Words by Allegra Salvadori
Amsterdam is a city of contrasts — medieval rooftops reflected in glass towers, Belle Époque theatres set against industrial shipyards. For Esra Lemmens, design strategist and curator, this duality is what makes it endlessly inspiring. “What I love about Amsterdam is how the city constantly shifts between eras — you walk from centuries of history straight into bold contemporary statements. That duality is what inspires me most.”

Her Amsterdam design guide begins in the stillness of Museum Voorlinden, just beyond the city limits. A minimalist building dissolves into the surrounding landscape, slowing her pace and sharpening her gaze. “It makes me really see both the art and nature together,” she says. Opened in 2016 by King Willem-Alexander, Museum Voorlinden is home to the Caldic Collection, the Netherlands’ largest private art collection, and has hosted exhibitions by artists such as Giuseppe Penone, Alex Katz, Anselm Kiefer, and Ron Mueck. Back in town, the Rijksmuseum carries an entirely different weight. For Esra, Pierre Cuypers’ neo-Gothic architecture is more than a frame for masterpieces: “Every archway feels like it carries the Dutch spirit.”

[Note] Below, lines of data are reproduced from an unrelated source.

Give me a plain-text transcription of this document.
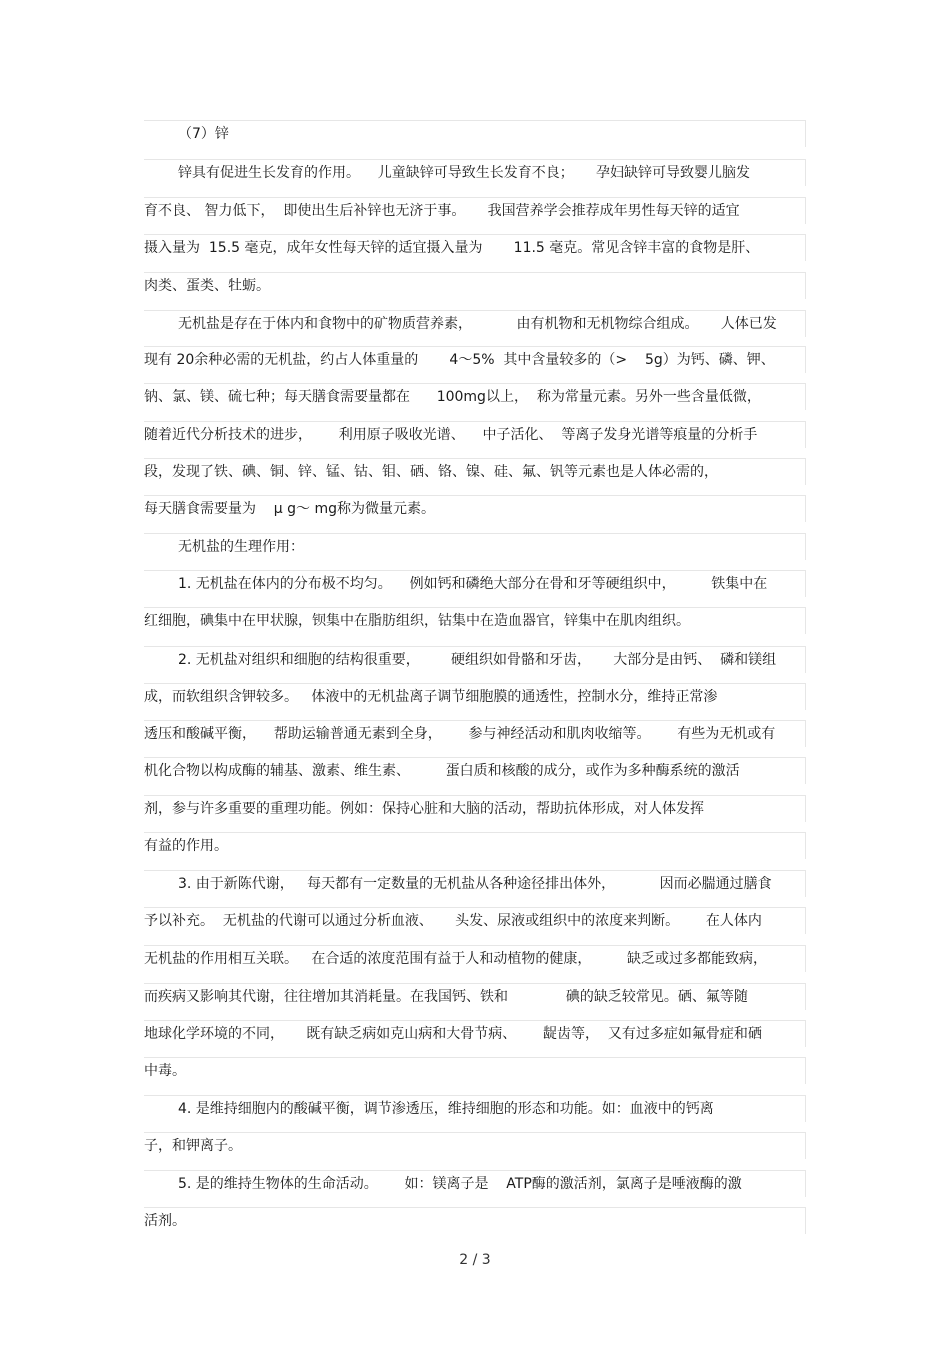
（7）锌
锌具有促进生长发育的作用。    儿童缺锌可导致生长发育不良；     孕妇缺锌可导致婴儿脑发
育不良、 智力低下，  即使出生后补锌也无济于事。     我国营养学会推荐成年男性每天锌的适宜
摄入量为  15.5 毫克，成年女性每天锌的适宜摄入量为       11.5 毫克。常见含锌丰富的食物是肝、
肉类、蛋类、牡蛎。
无机盐是存在于体内和食物中的矿物质营养素，          由有机物和无机物综合组成。     人体已发
现有 20余种必需的无机盐，约占人体重量的       4～5%  其中含量较多的（>    5g）为钙、磷、钾、
钠、氯、镁、硫七种；每天膳食需要量都在      100mg以上，  称为常量元素。另外一些含量低微，
随着近代分析技术的进步，      利用原子吸收光谱、    中子活化、  等离子发身光谱等痕量的分析手
段，发现了铁、碘、铜、锌、锰、钴、钼、硒、铬、镍、硅、氟、钒等元素也是人体必需的，
每天膳食需要量为    μ g～ mg称为微量元素。
无机盐的生理作用：
1. 无机盐在体内的分布极不均匀。    例如钙和磷绝大部分在骨和牙等硬组织中，        铁集中在
红细胞，碘集中在甲状腺，钡集中在脂肪组织，钴集中在造血器官，锌集中在肌肉组织。
2. 无机盐对组织和细胞的结构很重要，       硬组织如骨骼和牙齿，     大部分是由钙、  磷和镁组
成，而软组织含钾较多。   体液中的无机盐离子调节细胞膜的通透性，控制水分，维持正常渗
透压和酸碱平衡，    帮助运输普通无素到全身，      参与神经活动和肌肉收缩等。      有些为无机或有
机化合物以构成酶的辅基、激素、维生素、        蛋白质和核酸的成分，或作为多种酶系统的激活
剂，参与许多重要的重理功能。例如：保持心脏和大脑的活动，帮助抗体形成，对人体发挥
有益的作用。
3. 由于新陈代谢，   每天都有一定数量的无机盐从各种途径排出体外，          因而必腨通过膳食
予以补充。  无机盐的代谢可以通过分析血液、     头发、尿液或组织中的浓度来判断。      在人体内
无机盐的作用相互关联。   在合适的浓度范围有益于人和动植物的健康，        缺乏或过多都能致病，
而疾病又影响其代谢，往往增加其消耗量。在我国钙、铁和             碘的缺乏较常见。硒、氟等随
地球化学环境的不同，     既有缺乏病如克山病和大骨节病、      龊齿等，  又有过多症如氟骨症和硒
中毒。
4. 是维持细胞内的酸碱平衡，调节渗透压，维持细胞的形态和功能。如：血液中的钙离
子，和钾离子。
5. 是的维持生物体的生命活动。      如：镁离子是    ATP酶的激活剂，氯离子是唾液酶的激
活剂。
2 / 3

From there, Amsterdam turns theatrical. At the Royal Theater Tuschinski, a symphony of stained glass, carved wood, and velvet ornament envelops visitors in a true gesamtkunstwerk (a total work of art). Across the IJ, the futuristic Eye Filmmuseum gleams white against the water, a reminder that in this city architecture is never static — it changes with the light, it merges with its site, it breathes.


Cultural life in Amsterdam, Esra explains, is defined by experiment. “Amsterdam’s cultural spaces always strike me as laboratories — places where ideas are tested, heritage reimagined, and communities brought together.” The Stedelijk Museum captures that tension in its very skin, where 19th-century brick collides with a daring white “bathtub” extension. The vast NDSM Wharf, once a shipyard, is now a playground for artists and graffiti — raw, messy, alive.
OODE Gallery in Amsterdam gives a second life to “orphaned art” — works once housed in museums but deaccessioned and placed in storage. By curating these forgotten pieces alongside contemporary design objects, the gallery creates a dialogue between past and present. Its concept highlights the cultural and emotional value of art that might otherwise remain unseen, turning absence into renewed relevance.


For Esra, shopping is no less curatorial. “What fascinates me about Dutch design is its mix of wit and pragmatism. We love to provoke, but always with a sense of purpose.” At Droog, the collective where her own career began, she still finds work that is clever, irreverent, and meaningful. At The Frozen Fountain, she wanders into surprise, discovering collectible furniture alongside emerging designers’ experiments. And at Extreme Cashmere, Amsterdam’s practicality becomes fashion: a flagship conceived as a walk-in closet, where trying on clothes feels like being at home.

Dining, too, is inseparable from design. In the Belle Époque splendour of The Duchess, a former bank vault glitters with chandeliers, turning dinner into theatre. The Café Americain hums with Art Deco detailing and the rhythm of locals, while The Plantage offers greenhouse serenity — light, plants, and calm in the heart of the city. At Soho House Café, layered interiors and an international creative crowd reflect Amsterdam’s cosmopolitan spirit.


Even her retreats carry a design imprint. At the Hortus Botanicus, monumental palms rise beneath futuristic glass extensions, an architectural frame for calm. And at Arti et Amicitiae, a historic artists’ society, cultural heritage becomes a private refuge from the city’s buzz.

Esra insists that even hotels in Amsterdam tell stories. At the Conservatorium, a glass atrium slices through neo-Gothic stone, harmonising old and new. The Andaz Amsterdam, designed by Marcel Wanders, feels like stepping inside his imagination — witty, theatrical, steeped in Dutch symbols. And then Hotel Droog, an insider’s secret: a single suite perched above a design store, blurring the very definition of hospitality.


Her Amsterdam is not a postcard of canals and bicycles, but a living experiment — a city where heritage and provocation coexist, where galleries and cafés test new ideas, and where even a hotel can be a design manifesto. As she puts it: “Amsterdam inspires because it never stands still.”